Still the man persists. He does not argue. He does not posture. He pleads again. And that plea is enough. Then Jesus speaks: “Go; your son will live” (v. 50). It is only five words. But those five words form and reform reality. This is divine fiat, a sovereign command that does not describe life but delivers it. As Thomas Oden writes in Classic Christianity, this is not the Word channeling divine power. It is the Word who is divine power.
“For by Him all things were created, in heaven and on earth, visible and invisible… and in Him all things hold together” (Colossians 1:16–17).
“He upholds the universe by the word of His power” (Hebrews 1:3).
The same voice that said, “Let there be light” now says, “Let there be life.”
When Jesus speaks, creation obeys. He does not simply pray for healing. He speaks healing. Because He does not just carry the authority of God. He is the radiance of God’s glory and the exact imprint of His nature. The voice speaking in Cana is the same voice that spoke the cosmos into existence. And it still speaks today.
And now comes the greater miracle: “The man believed the word that Jesus spoke to him and went on his way” (v. 50). He believed before he saw. He obeyed without proof. He walked twenty miles back, uphill in his heart, on nothing but a promise. This is the heart of biblical faith: trust in the reliability of God’s Word, not the visibility of results.

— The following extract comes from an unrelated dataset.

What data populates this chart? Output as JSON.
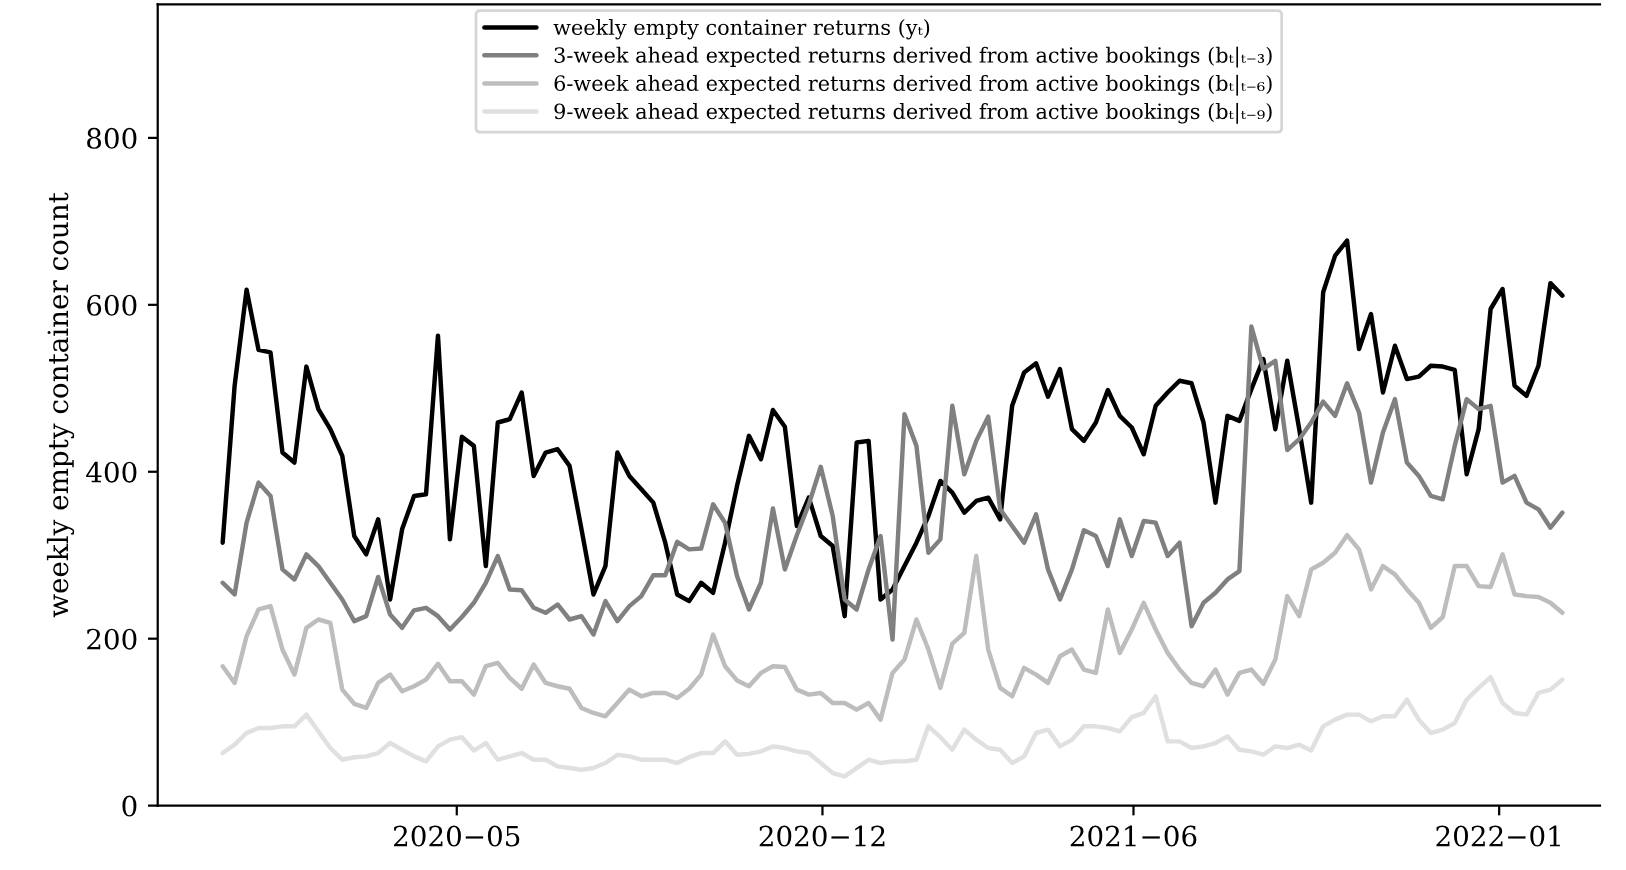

That is where real faith lives. In the gap between declaration and manifestation. In that space where we have not seen it yet, but we believe Him anyway. Hebrews 11:1 calls this “the conviction of things not seen.” And then it happens. As he nears home, servants meet him. “Your son is recovering!” He asks when. “Yesterday, at the seventh hour.” The exact moment Jesus spoke.
But do not miss the deeper healing. “He himself believed, and all his household” (v. 53). This man who believed in the possibility of healing now believes in the Person of Jesus. His faith has matured from hope in a miracle to trust in a Messiah. A sick child is restored, but so is a soul. And a whole household joins the chorus.
This is not just an act of compassion. It is a declaration of Christ’s cosmic kingship. Jesus is the Logos, the living Word. And when He speaks, it is never empty speech. It is effective speech. Things change. People rise. Death flees.
Some of you are living in that sacred tension, between Word spoken and promise fulfilled. You’ve heard the promise. You’ve prayed the prayer. But the answer hasn’t arrived. The healing hasn’t come. The silence feels heavy.
And here’s the question:
“Will you keep walking, even when you haven’t seen the outcome?”
The royal official walked twenty miles with nothing but a word in his pocket. No sign. No confirmation. Just a promise. That is faith.
Ask yourself:
“Is my faith built on outcomes, or on the character of the One who promised?”
“Do I trust the voice of Jesus more than the silence around me?”
Faith lives in that gap, between the “Go” and the “He will live,” between the prayer and the provision. And if you’re in that place, know this: You don’t have to see it yet. Believe it because He said it. Because the Word of Jesus doesn’t return empty. It returns with life.